An MP has accused the government of being “obsessed” with adoption while ignoring other permanency orders for children.
In a letter sent to The Times and seen by Community Care, Liberal Democrat MP John Hemming said government data shows that although adoption numbers have fallen – a fact that has been regularly quoted by ministers and widely reported in the media – the number of permanent orders for children, such as residency orders and special guardianship orders, have actually increased.
“The total number of children leaving care to permanence to 31st March 2010 was 5,500 and to 31st March 2011 was 5,960. That is a net increase rather than reduction. I take the view that this conceals other problems, but it remains that these figures show more permanence not less,” Hemming wrote.
He told Community Care he believed there was “an obsession with adoption in government and at The Times newspaper” which risked ignoring other “very good” permanency options for children.
He also claimed that the government’s efforts to increase the number of adoptions are premature given the lack of reliable data on the number that break down.
“The government has…detailed information as to what happens with each child in care. I find it sad that The Times is willing to pressurise the government to change policy without the detailed work as to how many adoptions break down and a proper consideration of outcomes for children in care,” Hemming wrote.
“What we should be concentrating on is protecting children from harm. That focus has been lost with the concentration on adoption. It is important to look at the details of the figures and not to concentrate on a few headline figures,” he wrote.
Nushra Mansuri, professional officer for the British Association of Social Workers, said she was “surprised” to find herself agreeing with Hemming – who has been a strong critic of social workers in the past – but said his argument was “credible”.
“John Hemming is right to draw attention to the fact that we need accurate data and a much better analysis of what happens after children have been adopted before we rush to increase adoption figures.
“How many children have we assessed as being suitable for adoption and what’s happening to them? That’s the data we need to collect and interrogate,” she said.

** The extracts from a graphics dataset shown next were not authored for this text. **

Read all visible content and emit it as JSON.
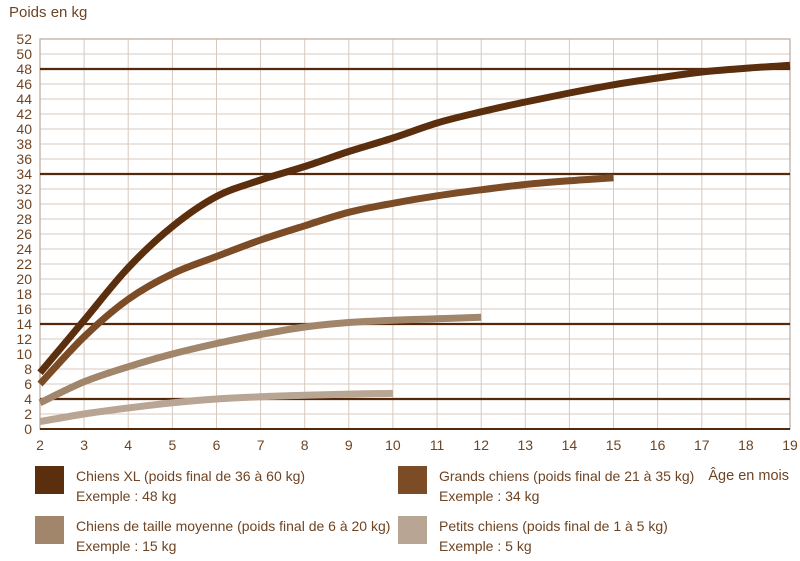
{
  "title": "Poids en kg",
  "x_axis_title": "Âge en mois",
  "colors": {
    "grid": "#d8c9bd",
    "plot_border": "#c5b4a8",
    "bottom_axis": "#54290c",
    "reference_line": "#54290c",
    "axis_text": "#6e4423",
    "background": "#ffffff"
  },
  "chart_data": {
    "type": "line",
    "title": "Poids en kg",
    "xlabel": "Âge en mois",
    "ylabel": "Poids en kg",
    "xlim": [
      2,
      19
    ],
    "ylim": [
      0,
      52
    ],
    "x_ticks": [
      2,
      3,
      4,
      5,
      6,
      7,
      8,
      9,
      10,
      11,
      12,
      13,
      14,
      15,
      16,
      17,
      18,
      19
    ],
    "y_ticks": [
      0,
      2,
      4,
      6,
      8,
      10,
      12,
      14,
      16,
      18,
      20,
      22,
      24,
      26,
      28,
      30,
      32,
      34,
      36,
      38,
      40,
      42,
      44,
      46,
      48,
      50,
      52
    ],
    "grid": true,
    "legend_position": "below",
    "reference_lines": [
      48,
      34,
      14,
      4
    ],
    "series": [
      {
        "name": "Chiens XL",
        "color": "#5b2e0e",
        "x": [
          2,
          3,
          4,
          5,
          6,
          7,
          8,
          9,
          10,
          11,
          12,
          13,
          14,
          15,
          16,
          17,
          18,
          19
        ],
        "values": [
          7.5,
          14.5,
          21.5,
          27,
          31,
          33.2,
          35,
          37,
          38.8,
          40.8,
          42.3,
          43.6,
          44.8,
          45.9,
          46.8,
          47.6,
          48.1,
          48.5
        ]
      },
      {
        "name": "Grands chiens",
        "color": "#7c4c27",
        "x": [
          2,
          3,
          4,
          5,
          6,
          7,
          8,
          9,
          10,
          11,
          12,
          13,
          14,
          15
        ],
        "values": [
          6,
          12.3,
          17.3,
          20.7,
          23,
          25.2,
          27.1,
          28.9,
          30.1,
          31.1,
          31.9,
          32.6,
          33.1,
          33.5
        ]
      },
      {
        "name": "Chiens de taille moyenne",
        "color": "#a1866b",
        "x": [
          2,
          3,
          4,
          5,
          6,
          7,
          8,
          9,
          10,
          11,
          12
        ],
        "values": [
          3.5,
          6.3,
          8.3,
          10,
          11.4,
          12.6,
          13.6,
          14.2,
          14.5,
          14.7,
          14.9
        ]
      },
      {
        "name": "Petits chiens",
        "color": "#b9a593",
        "x": [
          2,
          3,
          4,
          5,
          6,
          7,
          8,
          9,
          10
        ],
        "values": [
          1,
          2,
          2.8,
          3.5,
          4,
          4.3,
          4.5,
          4.65,
          4.75
        ]
      }
    ]
  },
  "legend": {
    "items": [
      {
        "label": "Chiens XL (poids final de 36 à 60 kg)",
        "example": "Exemple : 48 kg",
        "color": "#5b2e0e"
      },
      {
        "label": "Grands chiens (poids final de 21 à 35 kg)",
        "example": "Exemple : 34 kg",
        "color": "#7c4c27"
      },
      {
        "label": "Chiens de taille moyenne (poids final de 6 à 20 kg)",
        "example": "Exemple : 15 kg",
        "color": "#a1866b"
      },
      {
        "label": "Petits chiens (poids final de 1 à 5 kg)",
        "example": "Exemple : 5 kg",
        "color": "#b9a593"
      }
    ]
  }
}
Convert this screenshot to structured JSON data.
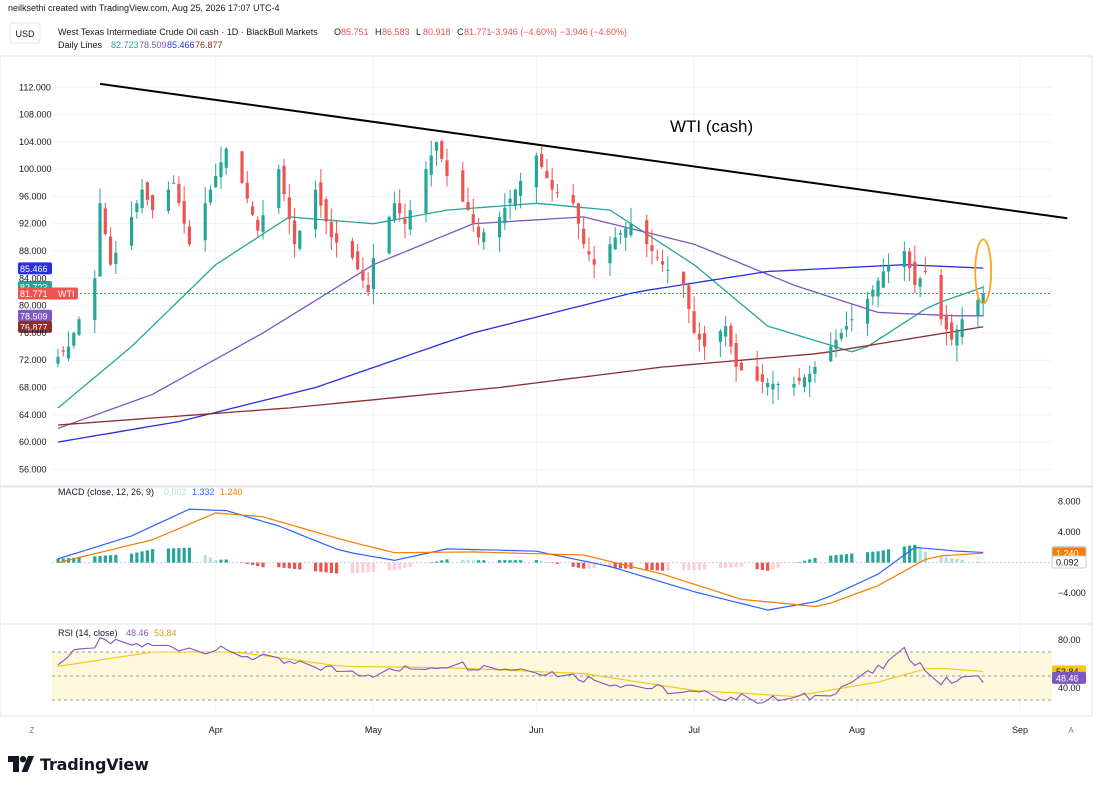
{
  "attribution": "neilksethi created with TradingView.com, Aug 25, 2026 17:07 UTC-4",
  "currency_button": "USD",
  "brand": "TradingView",
  "header": {
    "title": "West Texas Intermediate Crude Oil cash · 1D · BlackBull Markets",
    "ohlc": [
      {
        "k": "O",
        "v": "85.751"
      },
      {
        "k": "H",
        "v": "86.583"
      },
      {
        "k": "L",
        "v": "80.918"
      },
      {
        "k": "C",
        "v": "81.771"
      }
    ],
    "change": "−3.946 (−4.60%)",
    "change2": "−3.946 (−4.60%)",
    "ma_label": "Daily Lines",
    "ma_values": [
      "82.723",
      "78.509",
      "85.466",
      "76.877"
    ]
  },
  "colors": {
    "up": "#26a69a",
    "down": "#ef5350",
    "ma20": "#26a69a",
    "ma50": "#7e57c2",
    "ma100": "#2a2ee0",
    "ma200": "#8b2e2e",
    "macd": "#2962ff",
    "signal": "#f57c00",
    "rsi": "#7e57c2",
    "rsi_ma": "#f5c518",
    "highlight": "#f5a623",
    "trend": "#000000"
  },
  "chart_data": [
    {
      "type": "candlestick",
      "title": "West Texas Intermediate Crude Oil cash · 1D · BlackBull Markets",
      "annotation": "WTI (cash)",
      "ylim": [
        54,
        116
      ],
      "y_ticks": [
        "112.000",
        "108.000",
        "104.000",
        "100.000",
        "96.000",
        "92.000",
        "88.000",
        "84.000",
        "80.000",
        "76.000",
        "72.000",
        "68.000",
        "64.000",
        "60.000",
        "56.000"
      ],
      "x_ticks": [
        {
          "label": "Apr",
          "date": "2026-04-01"
        },
        {
          "label": "May",
          "date": "2026-05-01"
        },
        {
          "label": "Jun",
          "date": "2026-06-01"
        },
        {
          "label": "Jul",
          "date": "2026-07-01"
        },
        {
          "label": "Aug",
          "date": "2026-08-01"
        },
        {
          "label": "Sep",
          "date": "2026-09-01"
        }
      ],
      "price_anchors": [
        [
          "2026-03-02",
          72.5
        ],
        [
          "2026-03-04",
          74
        ],
        [
          "2026-03-06",
          78
        ],
        [
          "2026-03-09",
          84
        ],
        [
          "2026-03-10",
          95
        ],
        [
          "2026-03-12",
          86
        ],
        [
          "2026-03-16",
          93
        ],
        [
          "2026-03-18",
          97
        ],
        [
          "2026-03-20",
          94
        ],
        [
          "2026-03-24",
          98
        ],
        [
          "2026-03-27",
          89
        ],
        [
          "2026-03-31",
          97
        ],
        [
          "2026-04-03",
          103
        ],
        [
          "2026-04-06",
          98
        ],
        [
          "2026-04-09",
          91
        ],
        [
          "2026-04-13",
          100
        ],
        [
          "2026-04-16",
          89
        ],
        [
          "2026-04-20",
          97
        ],
        [
          "2026-04-23",
          90
        ],
        [
          "2026-04-27",
          87
        ],
        [
          "2026-04-30",
          82
        ],
        [
          "2026-05-01",
          87
        ],
        [
          "2026-05-05",
          95
        ],
        [
          "2026-05-07",
          92
        ],
        [
          "2026-05-11",
          100
        ],
        [
          "2026-05-13",
          104
        ],
        [
          "2026-05-15",
          99
        ],
        [
          "2026-05-19",
          94
        ],
        [
          "2026-05-21",
          90
        ],
        [
          "2026-05-25",
          93
        ],
        [
          "2026-05-28",
          97
        ],
        [
          "2026-06-01",
          102
        ],
        [
          "2026-06-04",
          97
        ],
        [
          "2026-06-08",
          95
        ],
        [
          "2026-06-10",
          89
        ],
        [
          "2026-06-12",
          86
        ],
        [
          "2026-06-16",
          90
        ],
        [
          "2026-06-19",
          92
        ],
        [
          "2026-06-22",
          89
        ],
        [
          "2026-06-25",
          86
        ],
        [
          "2026-06-29",
          83
        ],
        [
          "2026-07-01",
          76
        ],
        [
          "2026-07-03",
          74
        ],
        [
          "2026-07-07",
          77
        ],
        [
          "2026-07-09",
          71
        ],
        [
          "2026-07-13",
          69
        ],
        [
          "2026-07-16",
          68.5
        ],
        [
          "2026-07-20",
          68.5
        ],
        [
          "2026-07-23",
          70
        ],
        [
          "2026-07-27",
          74
        ],
        [
          "2026-07-30",
          77
        ],
        [
          "2026-08-03",
          81
        ],
        [
          "2026-08-06",
          85
        ],
        [
          "2026-08-10",
          88
        ],
        [
          "2026-08-12",
          83
        ],
        [
          "2026-08-14",
          85
        ],
        [
          "2026-08-17",
          78
        ],
        [
          "2026-08-19",
          75
        ],
        [
          "2026-08-21",
          78
        ],
        [
          "2026-08-25",
          81.771
        ]
      ],
      "series": [
        {
          "name": "20",
          "value": "82.723",
          "anchors": [
            [
              "2026-03-02",
              65
            ],
            [
              "2026-03-16",
              74
            ],
            [
              "2026-04-01",
              86
            ],
            [
              "2026-04-15",
              93
            ],
            [
              "2026-05-01",
              92
            ],
            [
              "2026-05-15",
              94
            ],
            [
              "2026-06-01",
              95
            ],
            [
              "2026-06-15",
              94
            ],
            [
              "2026-07-01",
              86
            ],
            [
              "2026-07-15",
              77
            ],
            [
              "2026-08-01",
              73
            ],
            [
              "2026-08-15",
              80
            ],
            [
              "2026-08-25",
              82.7
            ]
          ]
        },
        {
          "name": "50",
          "value": "78.509",
          "anchors": [
            [
              "2026-03-02",
              62
            ],
            [
              "2026-03-20",
              67
            ],
            [
              "2026-04-10",
              76
            ],
            [
              "2026-05-01",
              86
            ],
            [
              "2026-05-20",
              92
            ],
            [
              "2026-06-10",
              93
            ],
            [
              "2026-07-01",
              89
            ],
            [
              "2026-07-20",
              83
            ],
            [
              "2026-08-05",
              79
            ],
            [
              "2026-08-20",
              78.5
            ]
          ]
        },
        {
          "name": "100",
          "value": "85.466",
          "anchors": [
            [
              "2026-03-02",
              60
            ],
            [
              "2026-03-25",
              63
            ],
            [
              "2026-04-20",
              68
            ],
            [
              "2026-05-20",
              76
            ],
            [
              "2026-06-20",
              82
            ],
            [
              "2026-07-15",
              85
            ],
            [
              "2026-08-10",
              86
            ],
            [
              "2026-08-25",
              85.5
            ]
          ]
        },
        {
          "name": "200",
          "value": "76.877",
          "anchors": [
            [
              "2026-03-02",
              62.5
            ],
            [
              "2026-04-15",
              65
            ],
            [
              "2026-05-25",
              68
            ],
            [
              "2026-06-25",
              71
            ],
            [
              "2026-07-25",
              73
            ],
            [
              "2026-08-25",
              76.9
            ]
          ]
        }
      ],
      "trendline": [
        [
          "2026-03-10",
          112.5
        ],
        [
          "2026-09-10",
          92.8
        ]
      ],
      "current_price": {
        "label": "81.771",
        "symbol": "WTI",
        "value": 81.771
      },
      "price_badges": [
        {
          "label": "85.466",
          "value": 85.466,
          "color": "#2a2ee0"
        },
        {
          "label": "82.723",
          "value": 82.723,
          "color": "#26a69a"
        },
        {
          "label": "78.509",
          "value": 78.509,
          "color": "#7e57c2"
        },
        {
          "label": "76.877",
          "value": 76.877,
          "color": "#8b2e2e"
        }
      ],
      "highlight": {
        "date": "2026-08-25",
        "value": 85
      }
    },
    {
      "type": "line",
      "title": "MACD (close, 12, 26, 9)",
      "legend": [
        "0.092",
        "1.332",
        "1.240"
      ],
      "ylim": [
        -7.5,
        9.5
      ],
      "y_ticks": [
        "8.000",
        "4.000",
        "−4.000"
      ],
      "badges": [
        {
          "label": "1.332",
          "value": 1.332,
          "color": "#2962ff"
        },
        {
          "label": "1.240",
          "value": 1.24,
          "color": "#f57c00"
        },
        {
          "label": "0.092",
          "value": 0.092,
          "color": "#ffffff"
        }
      ],
      "series": [
        {
          "name": "MACD",
          "anchors": [
            [
              "2026-03-02",
              0.5
            ],
            [
              "2026-03-16",
              3.5
            ],
            [
              "2026-03-27",
              7
            ],
            [
              "2026-04-03",
              6.8
            ],
            [
              "2026-04-13",
              4.8
            ],
            [
              "2026-04-25",
              1.5
            ],
            [
              "2026-05-05",
              0.3
            ],
            [
              "2026-05-15",
              1.8
            ],
            [
              "2026-06-01",
              1.5
            ],
            [
              "2026-06-15",
              -0.5
            ],
            [
              "2026-07-01",
              -3.8
            ],
            [
              "2026-07-15",
              -6.2
            ],
            [
              "2026-07-25",
              -5
            ],
            [
              "2026-08-05",
              -1.5
            ],
            [
              "2026-08-12",
              2
            ],
            [
              "2026-08-20",
              1.5
            ],
            [
              "2026-08-25",
              1.332
            ]
          ]
        },
        {
          "name": "Signal",
          "anchors": [
            [
              "2026-03-02",
              0
            ],
            [
              "2026-03-20",
              3
            ],
            [
              "2026-04-01",
              6.5
            ],
            [
              "2026-04-10",
              6
            ],
            [
              "2026-04-25",
              3
            ],
            [
              "2026-05-05",
              1.3
            ],
            [
              "2026-05-20",
              1.4
            ],
            [
              "2026-06-10",
              1
            ],
            [
              "2026-06-25",
              -1.5
            ],
            [
              "2026-07-10",
              -4.8
            ],
            [
              "2026-07-25",
              -5.8
            ],
            [
              "2026-08-05",
              -3
            ],
            [
              "2026-08-15",
              0.8
            ],
            [
              "2026-08-25",
              1.24
            ]
          ]
        }
      ]
    },
    {
      "type": "line",
      "title": "RSI (14, close)",
      "legend": [
        "48.46",
        "53.84"
      ],
      "ylim": [
        20,
        90
      ],
      "y_ticks": [
        "80.00",
        "40.00"
      ],
      "bands": [
        30,
        70
      ],
      "mid": 50,
      "badges": [
        {
          "label": "53.84",
          "value": 53.84,
          "color": "#f5c518"
        },
        {
          "label": "48.46",
          "value": 48.46,
          "color": "#7e57c2"
        }
      ],
      "series": [
        {
          "name": "RSI",
          "anchors": [
            [
              "2026-03-02",
              62
            ],
            [
              "2026-03-10",
              78
            ],
            [
              "2026-03-20",
              75
            ],
            [
              "2026-04-01",
              72
            ],
            [
              "2026-04-15",
              60
            ],
            [
              "2026-05-01",
              52
            ],
            [
              "2026-05-15",
              60
            ],
            [
              "2026-06-01",
              55
            ],
            [
              "2026-06-15",
              45
            ],
            [
              "2026-07-01",
              35
            ],
            [
              "2026-07-15",
              30
            ],
            [
              "2026-07-25",
              33
            ],
            [
              "2026-08-05",
              55
            ],
            [
              "2026-08-10",
              70
            ],
            [
              "2026-08-17",
              45
            ],
            [
              "2026-08-25",
              48.46
            ]
          ]
        },
        {
          "name": "RSI-MA",
          "anchors": [
            [
              "2026-03-02",
              58
            ],
            [
              "2026-03-20",
              70
            ],
            [
              "2026-04-05",
              70
            ],
            [
              "2026-04-25",
              58
            ],
            [
              "2026-05-15",
              57
            ],
            [
              "2026-06-10",
              52
            ],
            [
              "2026-07-01",
              38
            ],
            [
              "2026-07-20",
              33
            ],
            [
              "2026-08-05",
              45
            ],
            [
              "2026-08-15",
              57
            ],
            [
              "2026-08-25",
              53.84
            ]
          ]
        }
      ]
    }
  ]
}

Hemming’s argument also echoes that made by Steve Miley, interim assistant director of the children’s social care division at Hammersmith and Fulham, who recently told Community Care: “Official statistics for all permanency orders show an excellent improvement over the last five years – a 27% increase in the number of permanency orders; and in the last year a 9% increase.
“This illustrates very positive outcomes for children; the debate about adoption needs to cover all aspects of permanency and has a positive picture to paint.”